Dimulai dari kitab “Thabaqath al-Kubra” karya Ibnu Sa’d, (7/263), no. 3648, bahwa Abu Muthi’ ini berfaham Murji’ah dan lemah di bidang hadits.

Juga dari kitab “al-Majruhin” karya Ibnu Hibban (1/250), no. 236, bahwa Abu Muthi’ mendengar hadits dari Sufyan ats-Tsaury dan Hammad bin Salamah. Dan dia tergolong di antara gembong Murji’ah, yang membenci sunnah dan para praktisinya.

Dalam kitab “Tarikh al-Baghdad” karya al-Khathib al-Baghdady (9/121), disebutkan bahwa suatu kala al-Imam Ahmad ditanya tentang dia ini (Abu Muthi’ alias al-Hakam bin Abdillah). Beliau menjawab, “Tidak sepantasnya ada yang meriwayatkan darinya. Dihikayatkan bahwa dia pernah berkata, “Surga dan Neraka itu keduanya makhluk, maka keduanya adalah fana; (tidak baka/abadi).”

Maka, al-Khathib al-Baghdady pun berkata:

هذا كلام جهم

“Ini adalah kalam (yakni: aqidahnya) Jahm!”

Dan suatu kesempatan al-Ajurry bertanya pada Abu Daud Sulaiman bin al-Asy’ast perihal Abu Muthi’ ini. Kata Abu Daud: “Para ulama meninggalkan hadits dia. Dia adalah seorang Jahmy (penganut faham Jahmiyyah)!”

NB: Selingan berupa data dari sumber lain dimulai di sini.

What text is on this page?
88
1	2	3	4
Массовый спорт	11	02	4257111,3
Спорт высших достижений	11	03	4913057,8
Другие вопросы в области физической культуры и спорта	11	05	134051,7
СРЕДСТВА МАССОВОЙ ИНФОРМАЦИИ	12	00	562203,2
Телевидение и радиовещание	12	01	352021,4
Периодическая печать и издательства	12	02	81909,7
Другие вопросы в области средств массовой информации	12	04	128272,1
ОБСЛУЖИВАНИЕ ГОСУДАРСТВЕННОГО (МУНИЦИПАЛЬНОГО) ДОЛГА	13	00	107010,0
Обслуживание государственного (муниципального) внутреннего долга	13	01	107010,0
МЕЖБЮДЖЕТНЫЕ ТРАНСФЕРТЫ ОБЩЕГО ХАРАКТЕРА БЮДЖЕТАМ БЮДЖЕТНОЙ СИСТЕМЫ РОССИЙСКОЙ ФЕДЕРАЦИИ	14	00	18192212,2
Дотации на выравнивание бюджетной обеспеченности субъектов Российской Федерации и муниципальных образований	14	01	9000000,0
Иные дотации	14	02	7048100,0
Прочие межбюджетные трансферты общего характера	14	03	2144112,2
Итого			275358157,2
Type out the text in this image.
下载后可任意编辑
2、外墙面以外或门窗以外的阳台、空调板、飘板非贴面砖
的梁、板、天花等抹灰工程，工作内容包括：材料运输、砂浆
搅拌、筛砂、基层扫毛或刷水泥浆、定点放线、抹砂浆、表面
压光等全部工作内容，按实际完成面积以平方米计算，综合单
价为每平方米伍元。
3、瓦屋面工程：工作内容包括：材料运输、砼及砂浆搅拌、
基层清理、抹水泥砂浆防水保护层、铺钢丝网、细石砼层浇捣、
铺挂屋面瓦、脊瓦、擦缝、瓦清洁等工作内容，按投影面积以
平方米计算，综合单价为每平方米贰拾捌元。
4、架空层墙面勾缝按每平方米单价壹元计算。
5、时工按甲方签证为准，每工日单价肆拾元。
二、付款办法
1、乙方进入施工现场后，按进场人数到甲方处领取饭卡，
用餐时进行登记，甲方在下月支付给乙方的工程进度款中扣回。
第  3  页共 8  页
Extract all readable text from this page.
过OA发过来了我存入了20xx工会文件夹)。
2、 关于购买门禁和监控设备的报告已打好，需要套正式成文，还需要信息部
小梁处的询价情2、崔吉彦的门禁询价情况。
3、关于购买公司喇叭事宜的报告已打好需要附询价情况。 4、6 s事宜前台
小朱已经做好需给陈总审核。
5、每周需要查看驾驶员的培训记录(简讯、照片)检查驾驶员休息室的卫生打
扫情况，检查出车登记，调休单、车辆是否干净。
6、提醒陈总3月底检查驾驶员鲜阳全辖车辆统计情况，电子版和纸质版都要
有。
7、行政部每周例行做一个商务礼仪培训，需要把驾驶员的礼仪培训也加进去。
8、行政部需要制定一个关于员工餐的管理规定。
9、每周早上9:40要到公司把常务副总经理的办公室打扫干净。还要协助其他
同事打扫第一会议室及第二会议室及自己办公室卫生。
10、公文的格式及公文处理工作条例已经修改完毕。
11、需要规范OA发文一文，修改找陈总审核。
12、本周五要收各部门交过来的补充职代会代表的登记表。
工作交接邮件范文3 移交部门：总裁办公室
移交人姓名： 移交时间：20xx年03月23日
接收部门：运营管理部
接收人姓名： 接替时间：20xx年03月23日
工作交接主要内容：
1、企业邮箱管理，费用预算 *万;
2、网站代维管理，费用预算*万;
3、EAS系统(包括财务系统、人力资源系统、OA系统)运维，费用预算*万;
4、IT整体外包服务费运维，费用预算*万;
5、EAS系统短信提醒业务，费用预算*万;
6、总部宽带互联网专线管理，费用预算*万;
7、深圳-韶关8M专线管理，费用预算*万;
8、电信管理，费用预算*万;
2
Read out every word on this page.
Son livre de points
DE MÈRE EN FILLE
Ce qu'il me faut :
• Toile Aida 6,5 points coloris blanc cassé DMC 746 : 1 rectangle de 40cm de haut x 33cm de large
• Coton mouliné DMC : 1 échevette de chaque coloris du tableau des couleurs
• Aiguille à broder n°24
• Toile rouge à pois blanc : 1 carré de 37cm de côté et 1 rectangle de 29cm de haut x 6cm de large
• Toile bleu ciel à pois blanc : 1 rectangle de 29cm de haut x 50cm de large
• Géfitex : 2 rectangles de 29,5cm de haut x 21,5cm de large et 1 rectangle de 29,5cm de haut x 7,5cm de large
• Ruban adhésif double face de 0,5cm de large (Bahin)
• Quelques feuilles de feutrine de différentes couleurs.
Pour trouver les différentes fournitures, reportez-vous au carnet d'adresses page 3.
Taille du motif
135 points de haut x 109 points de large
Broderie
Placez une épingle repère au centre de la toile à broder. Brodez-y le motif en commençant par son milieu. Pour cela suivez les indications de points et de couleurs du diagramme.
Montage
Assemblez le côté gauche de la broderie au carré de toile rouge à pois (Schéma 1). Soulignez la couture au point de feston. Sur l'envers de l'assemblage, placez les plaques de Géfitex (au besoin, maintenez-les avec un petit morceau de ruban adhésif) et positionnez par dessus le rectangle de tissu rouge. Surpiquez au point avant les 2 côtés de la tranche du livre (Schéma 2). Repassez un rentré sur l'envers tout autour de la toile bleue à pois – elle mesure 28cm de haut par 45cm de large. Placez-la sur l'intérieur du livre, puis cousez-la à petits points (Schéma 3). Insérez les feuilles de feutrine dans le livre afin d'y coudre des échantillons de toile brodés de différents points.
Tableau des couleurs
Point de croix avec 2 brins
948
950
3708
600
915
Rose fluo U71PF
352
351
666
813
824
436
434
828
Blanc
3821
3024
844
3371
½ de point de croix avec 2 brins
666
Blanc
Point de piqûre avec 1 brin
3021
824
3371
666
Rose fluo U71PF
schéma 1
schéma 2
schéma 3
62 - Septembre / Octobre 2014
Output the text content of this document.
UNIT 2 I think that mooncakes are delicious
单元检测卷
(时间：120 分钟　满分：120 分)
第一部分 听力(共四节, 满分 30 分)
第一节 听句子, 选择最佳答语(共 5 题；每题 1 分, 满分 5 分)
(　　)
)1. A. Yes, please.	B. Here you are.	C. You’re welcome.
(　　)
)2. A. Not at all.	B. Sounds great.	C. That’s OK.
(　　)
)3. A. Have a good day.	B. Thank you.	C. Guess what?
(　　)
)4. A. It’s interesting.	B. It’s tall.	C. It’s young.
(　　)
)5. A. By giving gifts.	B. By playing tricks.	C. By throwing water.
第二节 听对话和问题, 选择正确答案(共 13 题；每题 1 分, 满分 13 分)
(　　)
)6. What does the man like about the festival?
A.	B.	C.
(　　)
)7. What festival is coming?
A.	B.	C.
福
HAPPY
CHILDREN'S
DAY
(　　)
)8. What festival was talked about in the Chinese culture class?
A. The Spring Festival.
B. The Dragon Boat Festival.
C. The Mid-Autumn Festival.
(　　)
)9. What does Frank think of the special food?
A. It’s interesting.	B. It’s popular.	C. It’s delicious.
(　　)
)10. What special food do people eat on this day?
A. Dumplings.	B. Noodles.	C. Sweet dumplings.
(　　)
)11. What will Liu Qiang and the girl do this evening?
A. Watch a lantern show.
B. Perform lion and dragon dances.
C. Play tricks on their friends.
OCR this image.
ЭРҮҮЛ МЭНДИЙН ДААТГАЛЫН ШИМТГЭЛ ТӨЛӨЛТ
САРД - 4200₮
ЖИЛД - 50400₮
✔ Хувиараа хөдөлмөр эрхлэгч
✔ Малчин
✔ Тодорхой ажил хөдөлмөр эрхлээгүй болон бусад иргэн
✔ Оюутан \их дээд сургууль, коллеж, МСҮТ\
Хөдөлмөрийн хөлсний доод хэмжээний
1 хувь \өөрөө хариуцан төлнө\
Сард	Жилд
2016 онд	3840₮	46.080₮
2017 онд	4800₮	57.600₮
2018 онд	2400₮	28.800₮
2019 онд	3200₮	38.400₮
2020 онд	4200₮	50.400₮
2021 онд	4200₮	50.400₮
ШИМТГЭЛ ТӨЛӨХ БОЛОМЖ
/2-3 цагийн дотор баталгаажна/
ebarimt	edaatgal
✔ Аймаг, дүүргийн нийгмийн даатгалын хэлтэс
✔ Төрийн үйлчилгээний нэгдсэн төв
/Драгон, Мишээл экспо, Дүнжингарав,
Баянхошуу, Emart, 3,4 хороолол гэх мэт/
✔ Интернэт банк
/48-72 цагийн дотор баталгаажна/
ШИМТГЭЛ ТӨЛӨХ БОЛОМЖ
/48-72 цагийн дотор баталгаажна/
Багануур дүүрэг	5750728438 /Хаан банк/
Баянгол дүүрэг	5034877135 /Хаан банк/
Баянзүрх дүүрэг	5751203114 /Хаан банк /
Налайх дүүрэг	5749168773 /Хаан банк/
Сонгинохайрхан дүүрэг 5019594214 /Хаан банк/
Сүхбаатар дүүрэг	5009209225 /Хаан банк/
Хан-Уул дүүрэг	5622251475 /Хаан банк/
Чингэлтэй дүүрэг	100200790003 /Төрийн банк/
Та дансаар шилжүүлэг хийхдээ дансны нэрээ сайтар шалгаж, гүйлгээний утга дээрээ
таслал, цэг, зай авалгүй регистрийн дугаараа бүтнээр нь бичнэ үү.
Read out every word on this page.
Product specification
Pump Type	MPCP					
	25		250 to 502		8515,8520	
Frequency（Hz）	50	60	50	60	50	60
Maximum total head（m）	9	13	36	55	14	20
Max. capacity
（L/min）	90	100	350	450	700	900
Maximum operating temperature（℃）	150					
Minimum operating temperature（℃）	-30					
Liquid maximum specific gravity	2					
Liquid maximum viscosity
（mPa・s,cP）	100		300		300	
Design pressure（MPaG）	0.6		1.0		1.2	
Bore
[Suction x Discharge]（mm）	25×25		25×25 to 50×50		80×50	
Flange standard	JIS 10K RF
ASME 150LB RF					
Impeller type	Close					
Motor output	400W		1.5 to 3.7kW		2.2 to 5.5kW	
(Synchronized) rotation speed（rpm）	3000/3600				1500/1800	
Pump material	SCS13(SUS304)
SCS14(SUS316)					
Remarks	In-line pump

Nah, kembali ke kitab al-Fiqh al-Akbarnya Abu Hanifah. Dikatakan oleh Syaikh Abdurrahim, bahwa ada lagi periwayat kitab beliau selain Abu Muthi’, yaitu Hammad bin Abi Sulaiman. Hanyasaja, Hammad yang ini pun dha’if.

Dari jabaran di atas, Anda bisa mengetahui sekarang, bahwa ada ilmu ansab al-kitab, untuk verifying penisbatan kitab kepada penulis sebenarnya. Itu perlu riset khusus; karena yang dipeluk adalah kitab-kitab turats klasik pendaman berabad lamanya, atau kitab yang turun-temurun diwariskan antar generasi. Riset semacam itu pun memerlukan pula ilmu rijal dan jarh wa ta’dil rupanya. Luar biasa.

Dikatakan, ada beberapa kitab yang dikenal nisbatanannya kepada seorang imam, tapi rupanya bukan. Misal, kitab “ash-Shalah” dinisbatkan kepada al-Imam Ahmad. Ternyata bukan. Juga kitab berjudul “al-Haydah” dinisbatkan kepada Abdul Aziz al-Kinany. Ternyata bukan.

Di sini kita belajar, bahwa masalah penisbatan itu ada pentingnya. Juga kalau boleh saya kasih nasehat:

Jika ada quote atau kalimat ustadz kesukaan Anda yang ingin Anda share apalagi jadikan meme, periksa dulu, siapa tahu itu ayat al-Qur’an atau hadits Nabi atau perkataan salaf. Jangan ke depannya, sudah kadung dinisbatkan kepada ustadz tertentu, padahal itu potongan ayat, atau hadits, atau kalam salaf. Karena kalam Allah (yang pertama), kemudian kalam Nabi dan kalam Salaf, tak semizan dengan kalam sesiapa kita, sekalipun ulama terkini.

Moga menginspirasi. Baarakallaahu fiikum.